Version 7 of Erasure Tolerant Codes

Updated 2008-02-11 21:06:20 by jaf

During a Discussion at a LUG meeting a few had the idea to use the free data repositories that Google, Yahoo,gmx etc, provide to store a kind of off site backup.

In our opinion the data had to be somewhat securely stored, that meant that one should be able to access the data even when one or more of the servers were down.

A bit of 'Googling' showed that there are such things like erasure tolerant codes that don't need 100% replication of the data, actually like 'RAID', but on a file by file basis.

The idea used for erasure tolerant codes is quite simple, an example:

  • There are 4 bytes to store
  • The storage can be made on 6 different locations
  • This means 2 erasures are possible without compromising the data integrity
  • Make a vector out of the 4 bytes, multiply a 4(columns)X6(rows) matrix with the vector
  • The result is a vector with 6 elements
  • The matrix is chosen so, that any 4 of its rows result in an invertible matrix
  • Upon loosing 2 of the result bytes, choose the rows that generated the remaining bytes
  • Build a matrix out of the rows and invert it
  • Multiply the inverted matrix with vector made out of the remaining data
  • Et voila your original vector is back.

A big BUT remains there: But you can only get you data back if the multiplication can be made without loss of precision, e.g. no floats.
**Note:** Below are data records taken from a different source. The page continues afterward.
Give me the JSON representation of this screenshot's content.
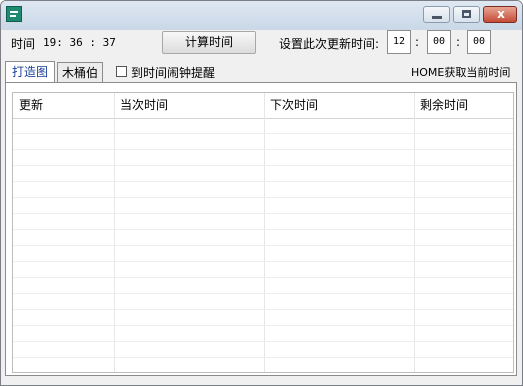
{
  "titlebar": {
    "icon": "app-icon",
    "buttons": [
      "minimize-icon",
      "maximize-icon",
      "close-icon"
    ],
    "close_glyph": "x"
  },
  "header": {
    "time_label": "时间",
    "time_value": "19: 36 : 37",
    "calc_button": "计算时间",
    "set_label": "设置此次更新时间:",
    "hour": "12",
    "minute": "00",
    "second": "00",
    "colon": ":"
  },
  "tabs": [
    {
      "label": "打造图"
    },
    {
      "label": "木桶伯"
    }
  ],
  "options": {
    "alarm_label": "到时间闹钟提醒",
    "home_label": "HOME获取当前时间"
  },
  "table": {
    "columns": [
      "更新",
      "当次时间",
      "下次时间",
      "剩余时间"
    ],
    "row_count": 15,
    "rows": []
  },
  "colors": {
    "window_bg": "#f0f0f0",
    "panel_bg": "#ffffff",
    "tab_active_text": "#1a3f9a"
  }
}
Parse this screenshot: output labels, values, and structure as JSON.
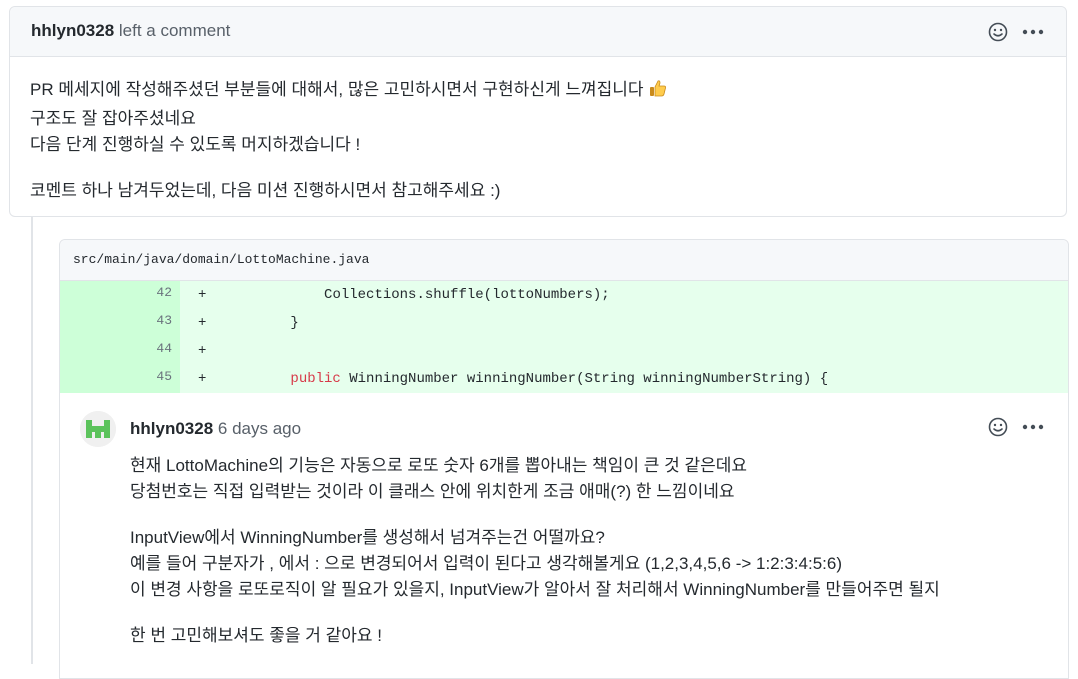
{
  "comment": {
    "author": "hhlyn0328",
    "action": "left a comment",
    "paragraphs": [
      [
        "PR 메세지에 작성해주셨던 부분들에 대해서, 많은 고민하시면서 구현하신게 느껴집니다",
        "구조도 잘 잡아주셨네요",
        "다음 단계 진행하실 수 있도록 머지하겠습니다 !"
      ],
      [
        "코멘트 하나 남겨두었는데, 다음 미션 진행하시면서 참고해주세요 :)"
      ]
    ],
    "emoji_icon": "thumbs-up-icon"
  },
  "review": {
    "file_path": "src/main/java/domain/LottoMachine.java",
    "diff_lines": [
      {
        "num": "42",
        "sign": "+",
        "code": "        Collections.shuffle(lottoNumbers);"
      },
      {
        "num": "43",
        "sign": "+",
        "code": "    }"
      },
      {
        "num": "44",
        "sign": "+",
        "code": ""
      },
      {
        "num": "45",
        "sign": "+",
        "keyword": "public",
        "code": " WinningNumber winningNumber(String winningNumberString) {"
      }
    ],
    "reply": {
      "author": "hhlyn0328",
      "time": "6 days ago",
      "lines": [
        "현재 LottoMachine의 기능은 자동으로 로또 숫자 6개를 뽑아내는 책임이 큰 것 같은데요",
        "당첨번호는 직접 입력받는 것이라 이 클래스 안에 위치한게 조금 애매(?) 한 느낌이네요",
        "",
        "InputView에서 WinningNumber를 생성해서 넘겨주는건 어떨까요?",
        "예를 들어 구분자가 , 에서 : 으로 변경되어서 입력이 된다고 생각해볼게요 (1,2,3,4,5,6 -> 1:2:3:4:5:6)",
        "이 변경 사항을 로또로직이 알 필요가 있을지, InputView가 알아서 잘 처리해서 WinningNumber를 만들어주면 될지",
        "",
        "한 번 고민해보셔도 좋을 거 같아요 !"
      ]
    }
  },
  "icons": {
    "reaction": "smiley-icon",
    "more": "kebab-horizontal-icon",
    "avatar": "identicon-avatar"
  },
  "colors": {
    "diff_add_bg": "#e6ffed",
    "diff_add_num_bg": "#cdffd8",
    "keyword": "#d73a49",
    "header_bg": "#f6f8fa",
    "avatar_green": "#5cc35c"
  }
}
That's why one uses Galois fields for all the operations needed to encode or to decode the data. In a Galois field the inverse of a number is also from the field, if you start with an integer field, the result of any operation will still be in the field.


Here is my implementation of the above, actually a proof of concept, that it can be done in Tcl and then you get the GUI for free.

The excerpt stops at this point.